Los especialistas analizaron regularmente la orina de los participantes para detectar cuatro hormonas del estrés: norepinefrina, epinefrina, dopamina y cortisol. Recogieron cuatro muestras durante 14 años, entre julio de 2004 y junio de 2018. En cada seguimiento, a los participantes también se les examinó la presión arterial alta y los eventos cardiovasculares, incluido el dolor en el pecho, un ataque cardíaco o un derrame cerebral o la necesidad de someterse a procedimientos arteriales.
Los resultados, publicados en la revista Hypertension, mostraron que los niveles crecientes de hormonas del estrés se asociaron con un mayor riesgo de hipertensión y problemas cardíacos. El autor principal, Kosuke Inoue, dijo: “La próxima pregunta clave de la investigación es si y en qué poblaciones podría ser útil aumentar las pruebas de hormonas del estrés”.
“Actualmente, estas hormonas se miden solo cuando se sospecha hipertensión con una causa subyacente u otras enfermedades relacionadas. Sin embargo, si la detección adicional pudiera prevenir la hipertensión y los eventos cardiovasculares, es posible que deseemos medir estos niveles hormonales con más frecuencia”.

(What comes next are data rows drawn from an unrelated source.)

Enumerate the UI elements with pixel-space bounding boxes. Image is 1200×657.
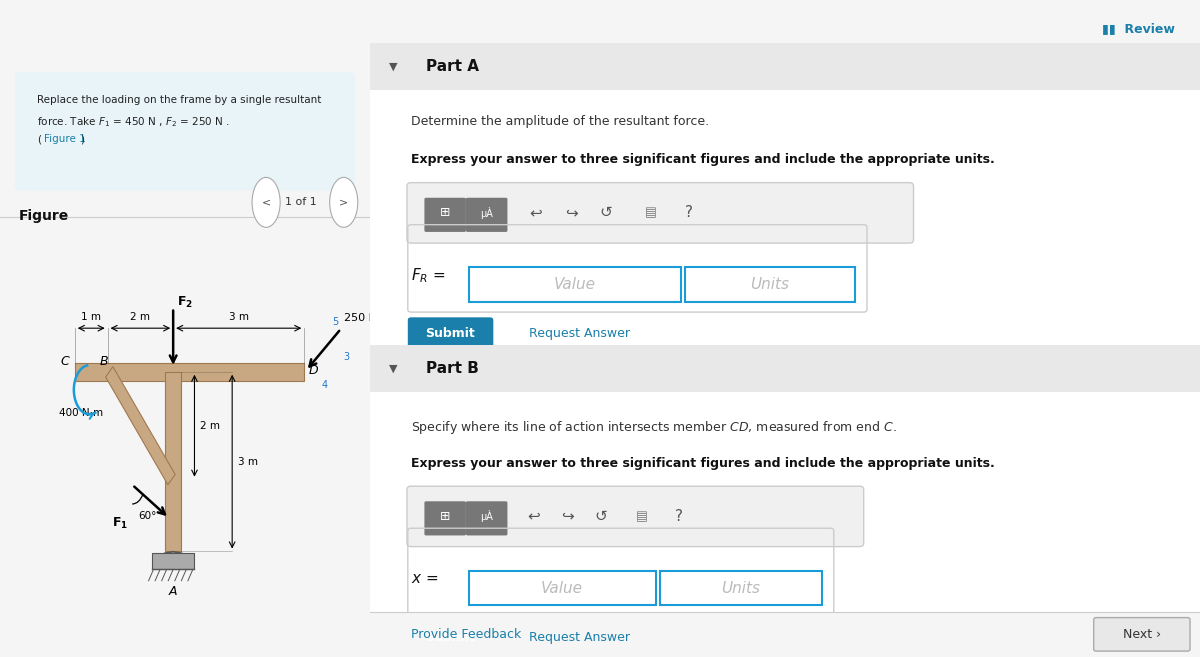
Text: Value: Value <box>541 581 583 595</box>
Text: >: > <box>340 197 348 208</box>
Text: 1 m: 1 m <box>82 312 101 322</box>
Text: ?: ? <box>685 206 694 220</box>
Text: ▼: ▼ <box>389 61 397 72</box>
Text: Express your answer to three significant figures and include the appropriate uni: Express your answer to three significant… <box>412 153 995 166</box>
Text: $F_R$ =: $F_R$ = <box>412 266 445 284</box>
Text: 250 N: 250 N <box>344 313 377 323</box>
Text: Express your answer to three significant figures and include the appropriate uni: Express your answer to three significant… <box>412 457 995 470</box>
FancyBboxPatch shape <box>1093 618 1190 651</box>
Text: μÀ: μÀ <box>480 510 493 522</box>
Text: Replace the loading on the frame by a single resultant: Replace the loading on the frame by a si… <box>37 95 322 105</box>
FancyBboxPatch shape <box>469 267 682 302</box>
Text: 1 of 1: 1 of 1 <box>286 197 317 208</box>
Text: 2 m: 2 m <box>131 312 150 322</box>
Text: ↺: ↺ <box>594 509 607 524</box>
Text: 2 m: 2 m <box>200 420 220 431</box>
Text: 4: 4 <box>322 380 328 390</box>
FancyBboxPatch shape <box>407 486 864 547</box>
Text: Provide Feedback: Provide Feedback <box>412 628 521 641</box>
Text: ▮▮  Review: ▮▮ Review <box>1103 22 1175 35</box>
Text: 60°: 60° <box>138 511 156 522</box>
Text: ⊞: ⊞ <box>440 206 450 219</box>
Text: Request Answer: Request Answer <box>529 327 630 340</box>
FancyBboxPatch shape <box>660 571 822 605</box>
FancyBboxPatch shape <box>370 43 1200 90</box>
Text: force. Take $F_1$ = 450 N , $F_2$ = 250 N .: force. Take $F_1$ = 450 N , $F_2$ = 250 … <box>37 115 230 129</box>
FancyBboxPatch shape <box>408 317 493 351</box>
FancyBboxPatch shape <box>408 621 493 654</box>
Text: B: B <box>100 355 108 368</box>
FancyBboxPatch shape <box>425 501 466 535</box>
Text: <: < <box>262 197 271 208</box>
Text: ↪: ↪ <box>565 206 577 220</box>
Text: ▼: ▼ <box>389 363 397 374</box>
FancyBboxPatch shape <box>370 90 1200 345</box>
Text: Value: Value <box>553 277 595 292</box>
Bar <box>152 553 194 570</box>
Polygon shape <box>106 367 175 485</box>
Text: 400 N·m: 400 N·m <box>60 408 103 418</box>
Text: 3: 3 <box>343 351 349 362</box>
Text: 3 m: 3 m <box>229 312 248 322</box>
FancyBboxPatch shape <box>14 72 355 191</box>
Text: ↺: ↺ <box>600 206 613 220</box>
Text: Submit: Submit <box>425 327 475 340</box>
Polygon shape <box>164 551 182 553</box>
FancyBboxPatch shape <box>685 267 856 302</box>
FancyBboxPatch shape <box>469 571 656 605</box>
Text: 3 m: 3 m <box>238 457 258 466</box>
Text: Next ›: Next › <box>1123 628 1160 641</box>
Text: Part A: Part A <box>426 59 479 74</box>
Text: Units: Units <box>750 277 790 292</box>
Text: ⊞: ⊞ <box>440 510 450 523</box>
Text: Units: Units <box>721 581 761 595</box>
Circle shape <box>252 177 280 227</box>
Text: C: C <box>60 355 68 368</box>
FancyBboxPatch shape <box>407 183 913 243</box>
Text: D: D <box>308 364 318 377</box>
FancyBboxPatch shape <box>370 612 1200 657</box>
Text: Submit: Submit <box>425 631 475 644</box>
FancyBboxPatch shape <box>370 345 1200 392</box>
Text: ?: ? <box>674 509 683 524</box>
Text: Specify where its line of action intersects member $CD$, measured from end $C$.: Specify where its line of action interse… <box>412 419 896 436</box>
Text: ↩: ↩ <box>527 509 540 524</box>
Text: $\mathbf{F_1}$: $\mathbf{F_1}$ <box>112 516 128 531</box>
Text: Determine the amplitude of the resultant force.: Determine the amplitude of the resultant… <box>412 115 709 128</box>
Polygon shape <box>74 363 305 380</box>
Circle shape <box>330 177 358 227</box>
Polygon shape <box>166 372 181 551</box>
Text: ): ) <box>80 134 84 144</box>
Text: 5: 5 <box>332 317 338 327</box>
Text: Part B: Part B <box>426 361 479 376</box>
Text: A: A <box>169 585 178 598</box>
Text: ↩: ↩ <box>529 206 542 220</box>
Text: $x$ =: $x$ = <box>412 572 438 586</box>
Text: ↪: ↪ <box>560 509 574 524</box>
Text: μÀ: μÀ <box>480 207 493 219</box>
Text: Figure 1: Figure 1 <box>43 134 85 144</box>
FancyBboxPatch shape <box>466 501 508 535</box>
Text: $\mathbf{F_2}$: $\mathbf{F_2}$ <box>178 295 193 310</box>
FancyBboxPatch shape <box>425 198 466 232</box>
Text: ▤: ▤ <box>636 510 648 523</box>
FancyBboxPatch shape <box>466 198 508 232</box>
Text: Request Answer: Request Answer <box>529 631 630 644</box>
Text: Figure: Figure <box>18 209 68 223</box>
Text: (: ( <box>37 134 41 144</box>
FancyBboxPatch shape <box>370 392 1200 614</box>
Text: ▤: ▤ <box>644 206 656 219</box>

El estudio se llevó a cabo en conjunto con la Universidad de California como parte del Estudio Multiétnico de Aterosclerosis (MESA). Aproximadamente la mitad de los participantes eran mujeres y tenían entre 48 y 87 años. Más de la mitad de las personas involucradas eran hispanas, mientras que una cuarta parte eran blancas y el 22 por ciento eran negras.
Por otra parte, otro estudio demostró que el cerebro, un órgano vulnerable que puede dañarse por estrés tóxico, también posee plasticidad adaptativa y poder de resiliencia. Las adaptaciones neuronales al medio ambiente se acumulan durante toda la vida, y la función cerebral posterior, en la vida, resulta de las experiencias y alteraciones epigenéticas ocurridas desde antes mismo de la concepción. Son de gran importancia el nivel molecular, los circuitos neuronales y el nivel endócrino.

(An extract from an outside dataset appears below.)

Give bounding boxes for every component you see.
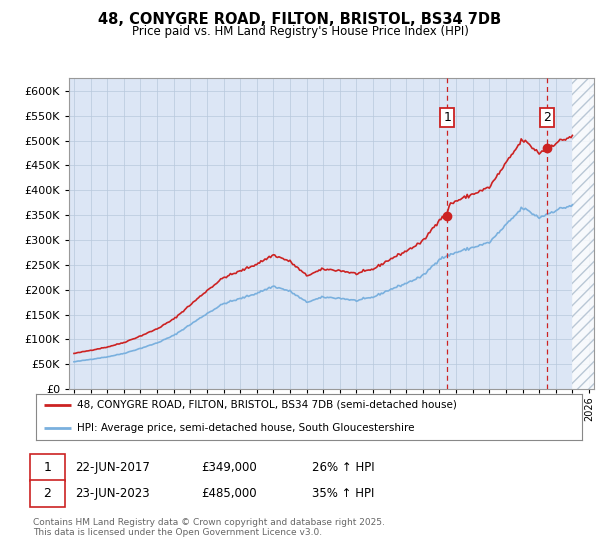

La plasticidad adaptativa es un término que describe cómo el estrés crónico puede remodelar el cerebro de una manera neuroprotectora, provocando la retracción de las dendritas y la pérdida de sinapsis en áreas que son altamente sensibles al estrés, como el hipocampo, la amígdala medial y la corteza prefrontal medial, al mismo tiempo que provoca la expansión de las dendritas y las nuevas sinapsis en otras áreas, como la amígdala basolateral y la corteza orbitofrontal.
Estos cambios morfológicos favorecen las alteraciones en el comportamiento, las funciones autonómicas y neuroendócrinas, que son apropiadas para afrontar los factores estresantes continuo.

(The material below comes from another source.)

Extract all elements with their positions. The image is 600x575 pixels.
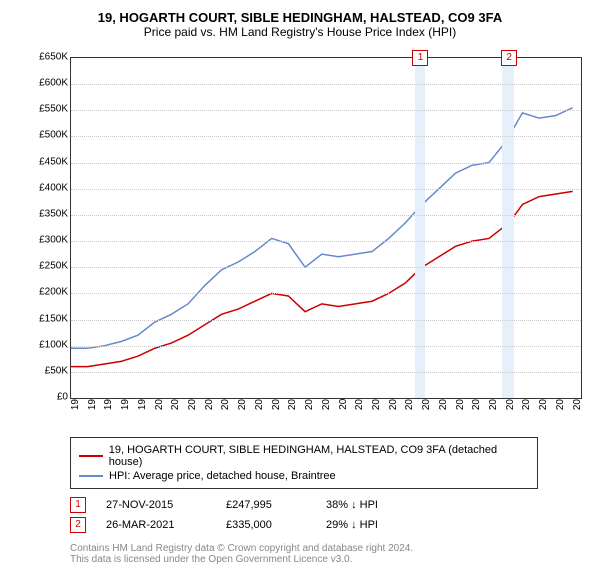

Cuando las condiciones mejoran, el cerebro sano muestra resiliencia y se recupera, aunque se ha observado que no se trata de una verdadera reversión. Sin embargo, si las demandas relacionadas con el estrés continúan, el cerebro puede “atascarse”, es decir, no se adapta estructural o funcionalmente, incluso cuando los factores estresantes externos disminuyen, lo que lleva a condiciones patológicas, en las que es necesaria una intervención externa.
Algunos ejemplos serían la ansiedad clínica o la depresión mayor, que pueden comenzar con una respuesta apropiada a un evento estresante, pero se vuelven inadaptadas cuando persisten y se hacen crónicas.